The film showed the Yates’ teaching their daughter Yup’ik and Haida by reading her children’s books and putting name tags on various objects in the house. Nayak’aq, who was at the screening with their parents, would grin and laugh whenever she saw herself on the screen. Although the circumstances of her languages are certainly not positive, the big smiles that she made to her elders’ songs showed a living hope. With parents like the Yates’, her languages will survive and be passed on to her and her children.
The greatest moments in making “Voices of Our Ancestors” were “Seeing the growth of my daughter’s knowledge of both her culture’s language; that and my wife is understanding more Haida and I am learning more Yup’ik,” Yates told the Sun Star in an email interview. He said his family was his biggest inspiration to create this film.
“My wife’s culture is so beautiful and vibrant, it’s not hard to see how strong their culture is. With my language, Haida language is slipping away, my goal is to keep it alive and the best way I know is to teach it to my daughter. My wife and I agreed before our daughter was born that we wanted to teach her our languages.”

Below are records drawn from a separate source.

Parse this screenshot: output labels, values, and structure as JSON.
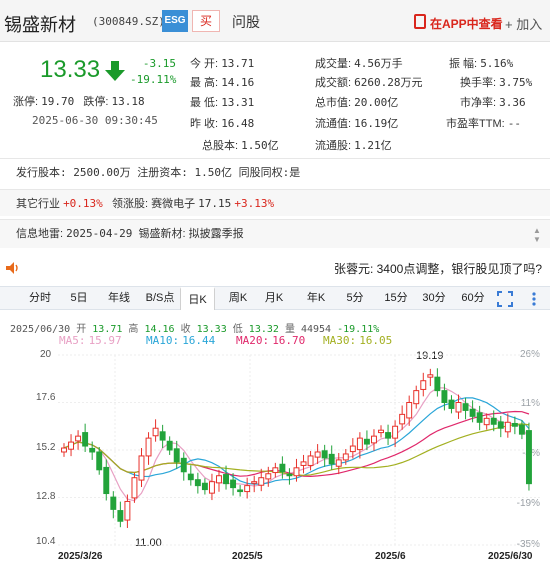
{
  "header": {
    "name": "锡盛新材",
    "code": "(300849.SZ)",
    "esg": "ESG",
    "buy": "买",
    "ask": "问股",
    "app_link": "在APP中查看",
    "add": "+ 加入"
  },
  "quote": {
    "price": "13.33",
    "change": "-3.15",
    "change_pct": "-19.11%",
    "limit_up_label": "涨停:",
    "limit_up": "19.70",
    "limit_down_label": "跌停:",
    "limit_down": "13.18",
    "time": "2025-06-30 09:30:45"
  },
  "stats": [
    {
      "label": "今    开:",
      "value": "13.71"
    },
    {
      "label": "最    高:",
      "value": "14.16"
    },
    {
      "label": "最    低:",
      "value": "13.31"
    },
    {
      "label": "昨    收:",
      "value": "16.48"
    },
    {
      "label": "总股本:",
      "value": "1.50亿"
    },
    {
      "label": "成交量:",
      "value": "4.56万手"
    },
    {
      "label": "成交额:",
      "value": "6260.28万元"
    },
    {
      "label": "总市值:",
      "value": "20.00亿"
    },
    {
      "label": "流通值:",
      "value": "16.19亿"
    },
    {
      "label": "流通股:",
      "value": "1.21亿"
    },
    {
      "label": "振    幅:",
      "value": "5.16%"
    },
    {
      "label": "换手率:",
      "value": "3.75%"
    },
    {
      "label": "市净率:",
      "value": "3.36"
    },
    {
      "label": "市盈率TTM:",
      "value": "--"
    }
  ],
  "info": {
    "issue": "发行股本: 2500.00万  注册资本: 1.50亿  同股同权:是",
    "industry_label": "其它行业",
    "industry_chg": "+0.13%",
    "leader_label": "领涨股:",
    "leader_name": "赛微电子",
    "leader_price": "17.15",
    "leader_chg": "+3.13%",
    "notice_label": "信息地雷:",
    "notice_date": "2025-04-29",
    "notice_text": "锡盛新材: 拟披露季报"
  },
  "news": "张蓉元: 3400点调整，银行股见顶了吗?",
  "tabs": [
    "分时",
    "5日",
    "年线",
    "B/S点",
    "日K",
    "周K",
    "月K",
    "年K",
    "5分",
    "15分",
    "30分",
    "60分"
  ],
  "active_tab": "日K",
  "ohlc": {
    "date": "2025/06/30",
    "open_label": "开",
    "open": "13.71",
    "high_label": "高",
    "high": "14.16",
    "close_label": "收",
    "close": "13.33",
    "low_label": "低",
    "low": "13.32",
    "vol_label": "量",
    "vol": "44954",
    "pct": "-19.11%"
  },
  "ma": [
    {
      "label": "MA5:",
      "value": "15.97",
      "color": "#e8a0c4"
    },
    {
      "label": "MA10:",
      "value": "16.44",
      "color": "#2aa6d8"
    },
    {
      "label": "MA20:",
      "value": "16.70",
      "color": "#e0286b"
    },
    {
      "label": "MA30:",
      "value": "16.05",
      "color": "#a3b021"
    }
  ],
  "chart_data": {
    "type": "candlestick",
    "y_ticks": [
      "20",
      "17.6",
      "15.2",
      "12.8",
      "10.4"
    ],
    "pct_ticks": [
      "26%",
      "11%",
      "-4%",
      "-19%",
      "-35%"
    ],
    "x_ticks": [
      "2025/3/26",
      "2025/5",
      "2025/6",
      "2025/6/30"
    ],
    "ylim": [
      10.4,
      20
    ],
    "high_label": "19.19",
    "low_label": "11.00",
    "colors": {
      "up": "#e8312a",
      "down": "#22a33a"
    }
  }
}
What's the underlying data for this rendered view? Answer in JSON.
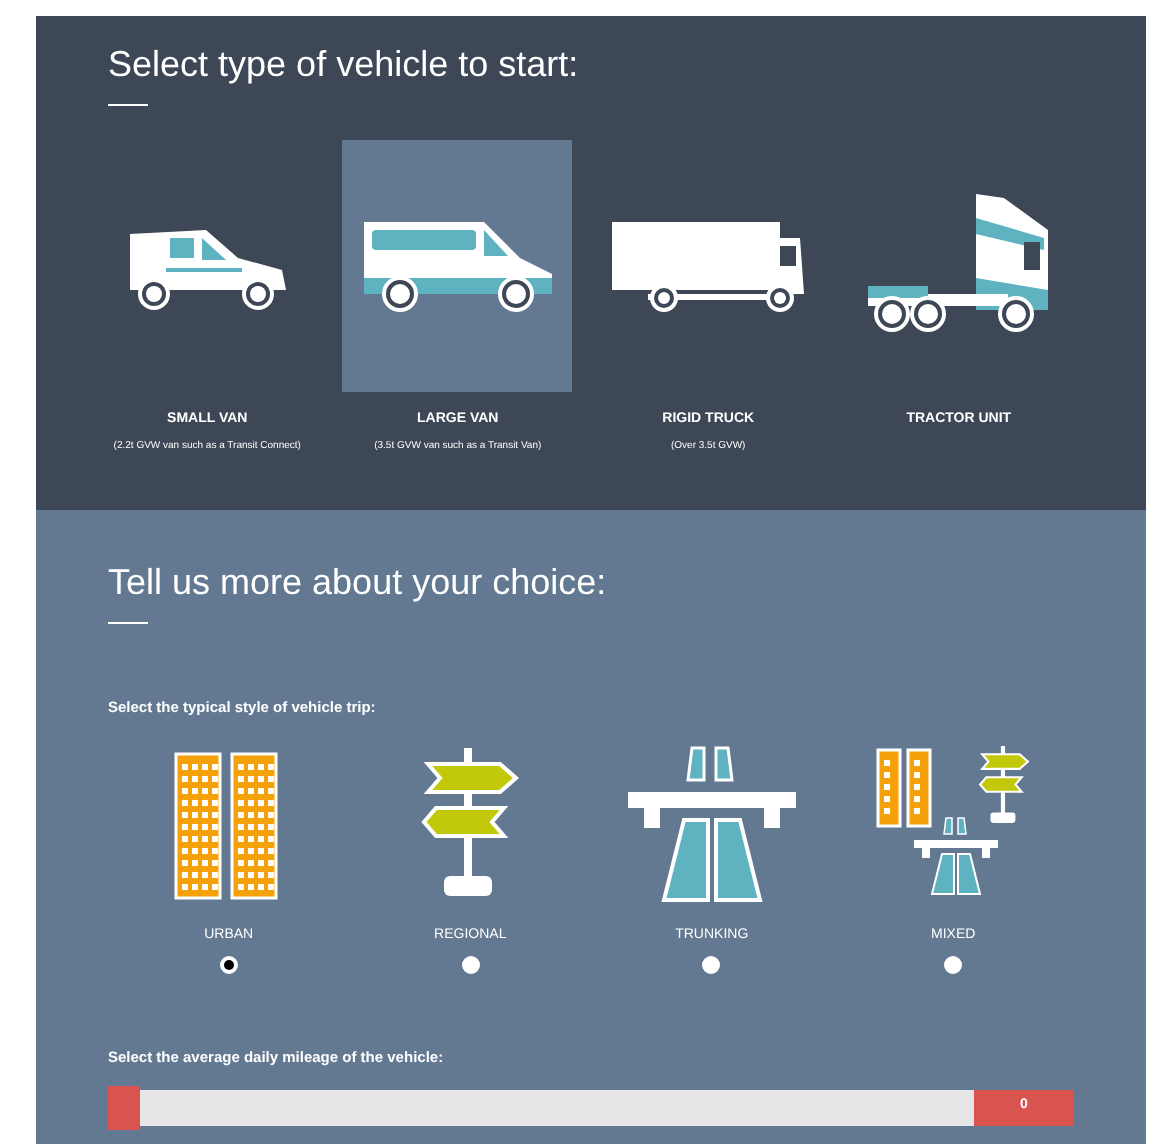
{
  "vehicle_section": {
    "title": "Select type of vehicle to start:",
    "vehicles": [
      {
        "kind": "small_van",
        "label": "SMALL VAN",
        "note": "(2.2t GVW van such as a Transit Connect)",
        "selected": false
      },
      {
        "kind": "large_van",
        "label": "LARGE VAN",
        "note": "(3.5t GVW van such as a Transit Van)",
        "selected": true
      },
      {
        "kind": "rigid_truck",
        "label": "RIGID TRUCK",
        "note": "(Over 3.5t GVW)",
        "selected": false
      },
      {
        "kind": "tractor",
        "label": "TRACTOR UNIT",
        "selected": false
      }
    ]
  },
  "choice_section": {
    "title": "Tell us more about your choice:",
    "trip_prompt": "Select the typical style of vehicle trip:",
    "trips": [
      {
        "kind": "urban",
        "label": "URBAN",
        "selected": true
      },
      {
        "kind": "regional",
        "label": "REGIONAL",
        "selected": false
      },
      {
        "kind": "trunking",
        "label": "TRUNKING",
        "selected": false
      },
      {
        "kind": "mixed",
        "label": "MIXED",
        "selected": false
      }
    ],
    "mileage_prompt": "Select the average daily mileage of the vehicle:",
    "mileage": {
      "level": 0,
      "reading": "0"
    }
  }
}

In fact, Charleen was not only his motivation but also one of his most valuable colleagues. The film’s authentic feels of home and intimacy that gave the audience a warm satisfaction naturally stemmed from his close collaboration with others.
“Charleen helped me out tremendously and not with just the cultural side, but she made sure the story was there and would notify me if anything looked of sounded off. I received a lot of advice from my professor, Rob Prince as well. After going to my wife, I’d go to him to get more of the filming side of the advice. Other than those two, my co-worker, Buck, helped me out a lot with my outline and helping me how to animate my title,” Yates wrote.
But not all processes were smooth, the filmmaker also mentioned. “On this project, I was doing both [the technology and story] sides. I was directing, starring, working with sound, everything. In the beginning we had to re-do a few interviews because the audio wasn’t up to par.”
And it seemed like Yate’s endeavor has paid off. Wataru Takahashi, an anthropology exchange student and amateur filmmaker from Japan, praised “Voices of Our Ancestors” as a “very well-done film” with so much information in short runtime yet with the perfect amount of weight.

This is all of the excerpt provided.